飛騨古川に「三寺参り」という町内のお寺を詣でる行事があるそうです。
先日このことを伝える番組の中で、ここに住む19歳のお嬢さんがおばあさまに「着物で行きたい」と相談するシーンがありました。
おばあさまは箪笥の中からお孫さんに似合いそうな着物を何点か出してきて
「どれがいい?」と尋ねます。
その中からお孫さんが選んだのは辻が花調の青色の着物。
この着物、実はおばあさまがまだ若かった頃、満期になった郵便貯金で、娘(つまり、先のお嬢さんのお母さま)の成人式のために「清水の舞台から飛び降りる」気持ちで購入したものだとか。
その着物を孫にあたるお嬢さんがチョイスしたのでした。
三寺参りの当日、着付けをしてくれる呉服店に向かったおばあさまとお嬢さん。
大切に保管されてきた着物は、とても綺麗で、古い着物には見えません。
黒い帯に絞りの赤い帯揚げ、朱色の帯締めを締めて、若々しい着物姿に仕上がりました。
孫にもこの着物を着て欲しいと心の中で思い続けてきたおばあさまは、
お孫さんのきれいな着物姿に涙目に。

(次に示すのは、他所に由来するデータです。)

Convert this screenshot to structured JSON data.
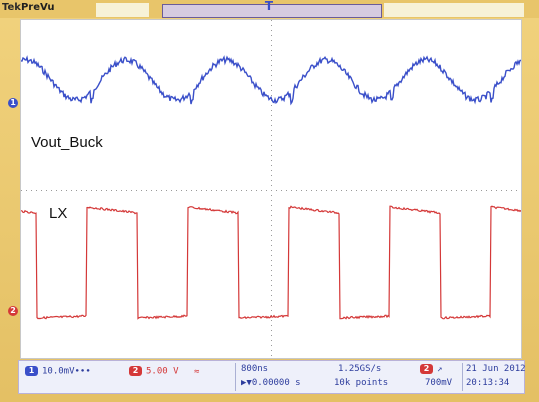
{
  "header": {
    "brand": "Tek",
    "mode": "PreVu"
  },
  "traces": {
    "ch1_label": "Vout_Buck",
    "ch2_label": "LX",
    "ch1_color": "#3a4fc9",
    "ch2_color": "#d43838",
    "ch1_marker": "1",
    "ch2_marker": "2",
    "trigger_marker": "T"
  },
  "status_bar": {
    "ch1_chip": "1",
    "ch1_scale": "10.0mV∙∙∙",
    "ch2_chip": "2",
    "ch2_scale": "5.00 V",
    "ch2_coupling": "≈",
    "timebase": "800ns",
    "position": "▶▼0.00000 s",
    "sample_rate": "1.25GS/s",
    "record_length": "10k points",
    "trigger_chip": "2",
    "trigger_slope": "↗",
    "trigger_level": "700mV",
    "date": "21 Jun 2012",
    "time": "20:13:34"
  }
}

映像を見ていた私ももらい泣き。
着物を着せてもらったお孫さんは
「着物だけで見ていた時よりもずっときれい。お母さんも着た着物を自分も着れて嬉しい」と。
おばあさまは「着てくれてありがとうね」。
ここからまた別のお話になりますが、少し前の新聞の読者欄に、
「20歳の着物 今わかる母の思い」という記事がありました。
記事によると、その方が40年以上前に成人式を迎える頃、お父様がリストラの憂き目にあいました。
ご本人は当時通っていた大学の中退を考えたそうですが、奨学金で何とか卒業されたそうです。

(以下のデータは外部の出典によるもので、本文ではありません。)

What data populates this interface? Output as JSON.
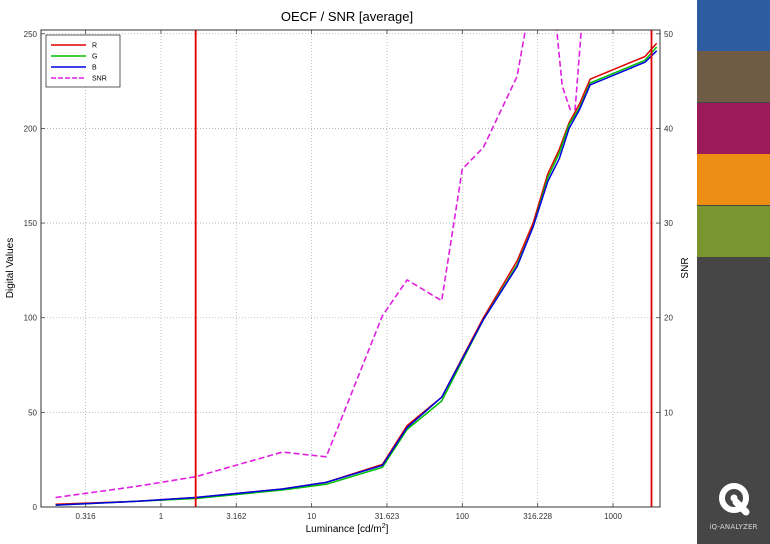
{
  "chart_data": {
    "type": "line",
    "title": "OECF / SNR [average]",
    "xlabel": "Luminance [cd/m",
    "xlabel_sup": "2",
    "xlabel_end": "]",
    "ylabel": "Digital Values",
    "ylabel_right": "SNR",
    "x_scale": "log",
    "xlim": [
      0.16,
      2050
    ],
    "ylim": [
      0,
      252
    ],
    "ylim_right": [
      0,
      50.4
    ],
    "x_ticks": [
      0.316,
      1,
      3.162,
      10,
      31.623,
      100,
      316.228,
      1000
    ],
    "x_tick_labels": [
      "0.316",
      "1",
      "3.162",
      "10",
      "31.623",
      "100",
      "316.228",
      "1000"
    ],
    "y_ticks": [
      0,
      50,
      100,
      150,
      200,
      250
    ],
    "y_tick_labels": [
      "0",
      "50",
      "100",
      "150",
      "200",
      "250"
    ],
    "y_ticks_right": [
      10,
      20,
      30,
      40,
      50
    ],
    "y_tick_labels_right": [
      "10",
      "20",
      "30",
      "40",
      "50"
    ],
    "grid": true,
    "legend_position": "top-left",
    "vertical_markers": [
      1.7,
      1800
    ],
    "marker_color": "#e00000",
    "series": [
      {
        "name": "R",
        "color": "#e00000",
        "axis": "left",
        "dash": false,
        "x": [
          0.2,
          0.7,
          1.7,
          6.4,
          12.5,
          29.5,
          43,
          73,
          138,
          231,
          295,
          369,
          440,
          511,
          600,
          705,
          1630,
          1950
        ],
        "y": [
          1.5,
          3,
          5,
          9.5,
          13,
          22.5,
          43,
          58,
          100,
          130,
          150,
          176,
          189,
          203,
          213,
          226,
          238,
          245
        ]
      },
      {
        "name": "G",
        "color": "#00c000",
        "axis": "left",
        "dash": false,
        "x": [
          0.2,
          0.7,
          1.7,
          6.4,
          12.5,
          29.5,
          43,
          73,
          138,
          231,
          295,
          369,
          440,
          511,
          600,
          705,
          1630,
          1950
        ],
        "y": [
          1,
          3,
          4.5,
          9,
          12,
          21,
          41,
          56,
          99,
          128,
          148,
          174,
          187,
          202,
          211,
          224,
          236,
          243
        ]
      },
      {
        "name": "B",
        "color": "#0000e0",
        "axis": "left",
        "dash": false,
        "x": [
          0.2,
          0.7,
          1.7,
          6.4,
          12.5,
          29.5,
          43,
          73,
          138,
          231,
          295,
          369,
          440,
          511,
          600,
          705,
          1630,
          1950
        ],
        "y": [
          1,
          3,
          5,
          9.5,
          13,
          22,
          42,
          58,
          99,
          127,
          148,
          172,
          184,
          200,
          210,
          223,
          235,
          241
        ]
      },
      {
        "name": "SNR",
        "color": "#e020e0",
        "axis": "right",
        "dash": true,
        "x": [
          0.2,
          0.7,
          1.7,
          6.4,
          12.5,
          29.5,
          43,
          73,
          100,
          138,
          231,
          266,
          420,
          460,
          520,
          560,
          620
        ],
        "y": [
          1,
          2.2,
          3.2,
          5.8,
          5.3,
          20.2,
          24,
          21.8,
          35.7,
          38,
          45.5,
          51,
          51,
          44.5,
          42,
          42,
          51
        ]
      }
    ]
  },
  "sidebar": {
    "swatches": [
      "#2d5ca3",
      "#6e5c45",
      "#9c1a57",
      "#ec8e13",
      "#789530"
    ],
    "brand_text": "iQ-ANALYZER"
  }
}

そんな中、お母さまが成人式のために着物一式を購入するからと
その方を呉服店に連れて行きました。
家庭がたいへんな頃だったので、店内で「リクルートスーツでいい」と言い張り
お母さまと口論に。
そんなお二人の様子を見た年配の店員さんが、「お母さまは成人式のお着物を楽しみに貯金されていたんですよ。親孝行だと思ってお着物を着てあげて下さい。成人式にしか着られない柄ではなくて、長く着られるものにしましょうね」。

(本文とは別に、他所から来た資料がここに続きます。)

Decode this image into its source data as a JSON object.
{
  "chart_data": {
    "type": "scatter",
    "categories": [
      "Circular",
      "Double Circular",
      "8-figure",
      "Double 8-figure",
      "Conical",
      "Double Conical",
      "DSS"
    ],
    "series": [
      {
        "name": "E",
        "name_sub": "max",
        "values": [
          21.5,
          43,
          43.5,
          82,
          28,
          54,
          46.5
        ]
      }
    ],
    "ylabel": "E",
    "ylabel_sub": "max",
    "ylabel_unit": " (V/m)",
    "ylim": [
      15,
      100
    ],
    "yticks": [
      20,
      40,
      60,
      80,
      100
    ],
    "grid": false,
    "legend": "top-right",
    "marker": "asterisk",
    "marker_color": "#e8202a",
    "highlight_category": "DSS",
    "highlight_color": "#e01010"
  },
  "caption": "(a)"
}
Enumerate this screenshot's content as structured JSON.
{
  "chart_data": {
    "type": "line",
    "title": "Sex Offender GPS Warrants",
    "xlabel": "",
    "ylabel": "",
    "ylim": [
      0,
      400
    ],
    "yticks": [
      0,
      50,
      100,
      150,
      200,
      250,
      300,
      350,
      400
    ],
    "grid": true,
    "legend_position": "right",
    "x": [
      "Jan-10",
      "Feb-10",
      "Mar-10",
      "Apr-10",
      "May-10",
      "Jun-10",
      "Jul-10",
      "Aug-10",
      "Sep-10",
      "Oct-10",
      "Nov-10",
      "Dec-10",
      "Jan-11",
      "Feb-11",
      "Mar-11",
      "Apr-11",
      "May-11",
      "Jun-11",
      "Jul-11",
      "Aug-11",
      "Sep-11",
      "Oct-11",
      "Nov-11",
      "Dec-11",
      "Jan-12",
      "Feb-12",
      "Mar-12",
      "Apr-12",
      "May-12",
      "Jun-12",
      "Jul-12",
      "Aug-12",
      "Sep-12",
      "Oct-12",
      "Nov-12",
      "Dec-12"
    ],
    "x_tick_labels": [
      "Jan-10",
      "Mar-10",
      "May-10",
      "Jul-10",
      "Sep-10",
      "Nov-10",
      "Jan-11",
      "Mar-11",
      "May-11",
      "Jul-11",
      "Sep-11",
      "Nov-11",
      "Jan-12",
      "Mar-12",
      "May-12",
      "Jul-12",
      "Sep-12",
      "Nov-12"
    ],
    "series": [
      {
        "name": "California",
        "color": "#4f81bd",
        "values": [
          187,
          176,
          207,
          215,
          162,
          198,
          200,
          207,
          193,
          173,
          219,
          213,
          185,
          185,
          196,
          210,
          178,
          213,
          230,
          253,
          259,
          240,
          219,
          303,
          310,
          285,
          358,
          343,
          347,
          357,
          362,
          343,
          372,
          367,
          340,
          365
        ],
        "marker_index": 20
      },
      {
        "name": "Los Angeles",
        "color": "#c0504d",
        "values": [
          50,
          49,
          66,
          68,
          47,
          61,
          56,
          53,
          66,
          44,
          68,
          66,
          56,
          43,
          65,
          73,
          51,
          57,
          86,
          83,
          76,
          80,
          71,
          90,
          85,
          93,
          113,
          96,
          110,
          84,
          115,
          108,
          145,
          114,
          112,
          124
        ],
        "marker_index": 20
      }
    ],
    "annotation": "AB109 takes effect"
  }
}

この時に誂えた着物は、その後幾度も袖を通すことになりました。
当時理解できなかったお母さまの気持ちが、後になってありがたく思われるようになったそうです。
着物というのはただの衣装にとどまらない、気持ちのこもる特別なものですね。
母から娘へ・・・その愛情と共に伝えられていく、大切にしたい日本の文化だと思います。